А потом совпали сразу два события, в возможность которых он уже перестал, или почти перестал, верить. От Элизабет пришло письмо, она писала, что едет в Швейцарию навестить подругу и охотно остановится ненадолго во Фрайбурге, чтобы повидаться с ним, если, конечно, ему удобно. Она сообщила и день приезда, и время прибытия поезда и торопила с ответом. Видимо, хотела скрыть их свидание от домашних, потому что телеграмму просила прислать в клинику, где она работает.
Последнее его особенно взволновало.
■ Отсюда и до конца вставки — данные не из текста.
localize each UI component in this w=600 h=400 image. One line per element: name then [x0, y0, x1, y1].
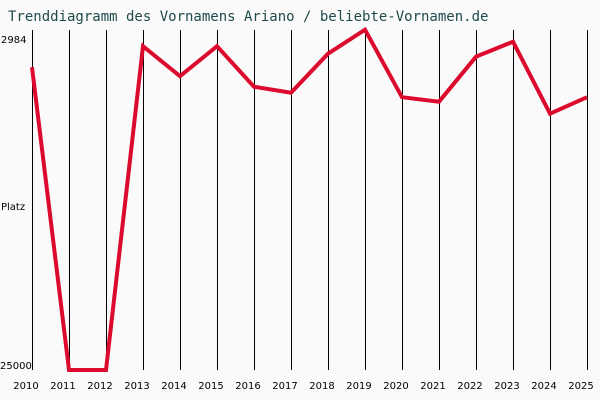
x-tick-2023: 2023 [494, 381, 520, 392]
y-axis-label: Platz [1, 202, 26, 213]
x-tick-2020: 2020 [383, 381, 409, 392]
x-tick-2014: 2014 [161, 381, 187, 392]
x-tick-2016: 2016 [235, 381, 261, 392]
chart-title: Trenddiagramm des Vornamens Ariano / bel… [8, 9, 489, 25]
y-tick-bottom: 25000 [0, 361, 32, 372]
y-tick-top: 2984 [1, 35, 27, 46]
x-tick-2017: 2017 [272, 381, 298, 392]
x-tick-2011: 2011 [50, 381, 76, 392]
series-line-ariano [30, 26, 588, 372]
x-tick-2021: 2021 [420, 381, 446, 392]
x-tick-2018: 2018 [309, 381, 335, 392]
x-tick-2025: 2025 [568, 381, 594, 392]
x-tick-2012: 2012 [87, 381, 113, 392]
x-tick-2022: 2022 [457, 381, 483, 392]
x-tick-2015: 2015 [198, 381, 224, 392]
x-tick-2019: 2019 [346, 381, 372, 392]
x-tick-2024: 2024 [531, 381, 557, 392]
x-tick-2010: 2010 [13, 381, 39, 392]
x-tick-2013: 2013 [124, 381, 150, 392]
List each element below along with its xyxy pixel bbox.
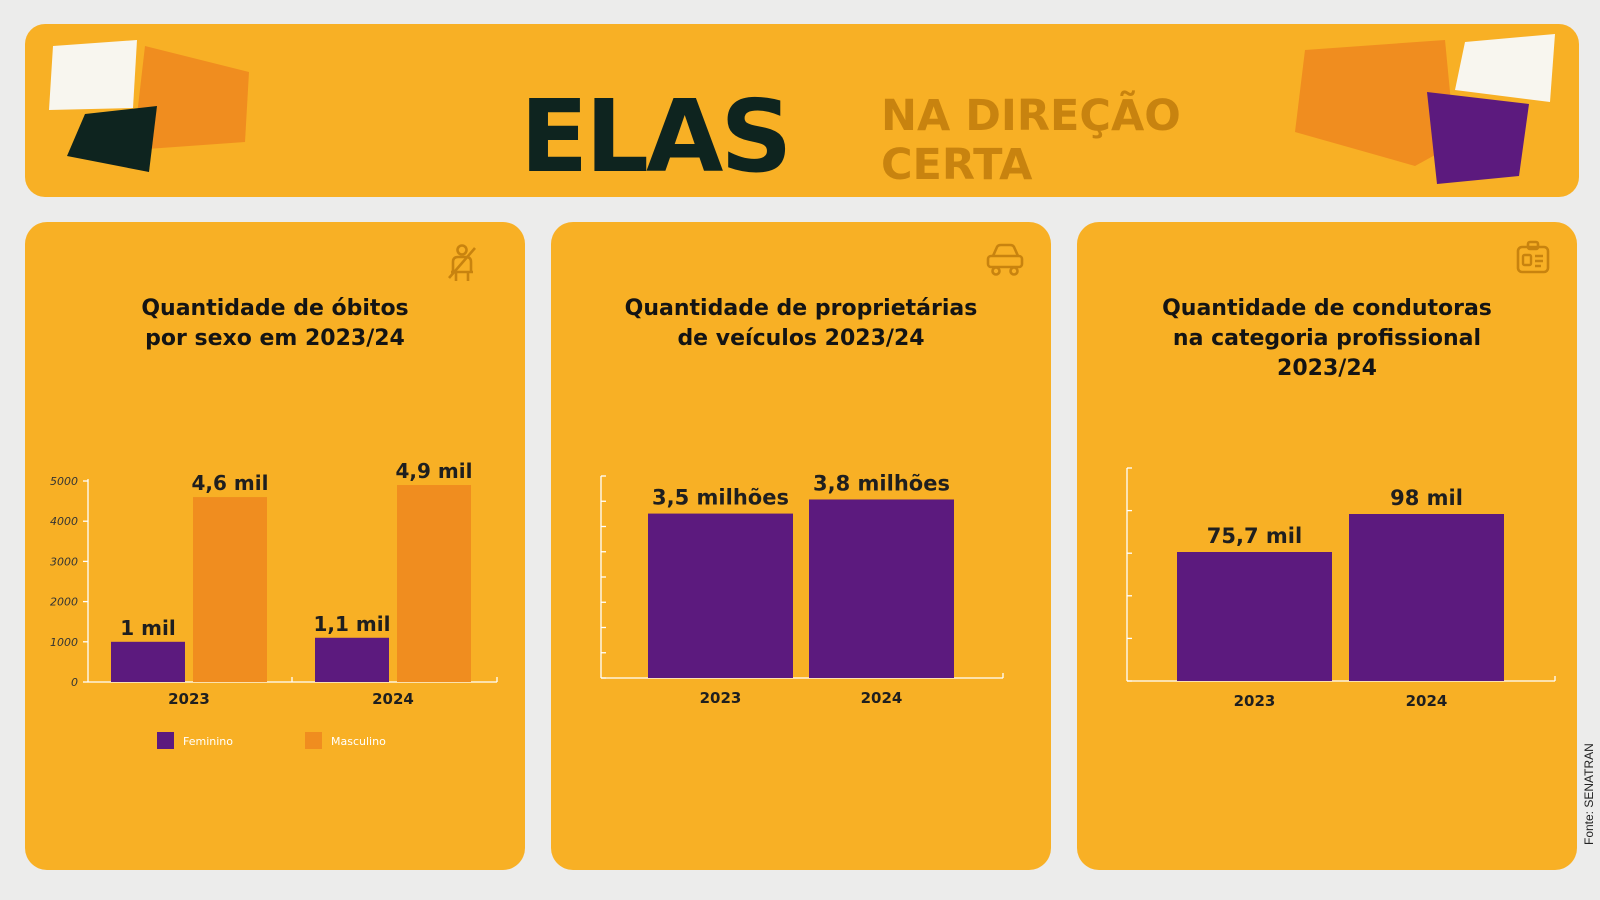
panel-title-line1: Quantidade de condutoras: [1162, 296, 1492, 321]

Ведь и ему нужно утаить эту встречу, а именно сейчас, когда он каждый день бывал у Йованки, это было нелегким и щекотливым делом. Он и Элизабет, они оба становились заговорщиками, связанными общей тайной, хоть он и затруднился бы объяснить, в чем суть их заговора. Главное – они будут вместе, и об этом никто не должен знать. Уже в одном этом чувствовалось освобождение, хмельное дыхание совместного предательства.
Он тут же побежал на почту и отправил телеграмму: «Очень рад. Жду у поезда».
В приподнятом настроении, словно ему открылись какие-то новые виды на будущее, он отправился в университет, где намеревался, как и все последние дни, продолжить поиски врача для Йованки. До сих пор ему в лучшем случае удавалось заручиться лишь туманными посулами – люди обещали что-нибудь разузнать и больше не объявлялись. Однако на сей раз в студенческой столовой к нему подошел давний знакомый, еще по медицинскому факультету, и дал телефон.
– Это то, что тебе нужно, – сказал он. – Мужик, говорят, первый сорт. Учился у нас, правда, не кончил, сейчас коммивояжер фармацевтической фирмы. Для него это, конечно, всего лишь приработок, но дело он знает. Правда, берет он недешево. Что-то около тысячи.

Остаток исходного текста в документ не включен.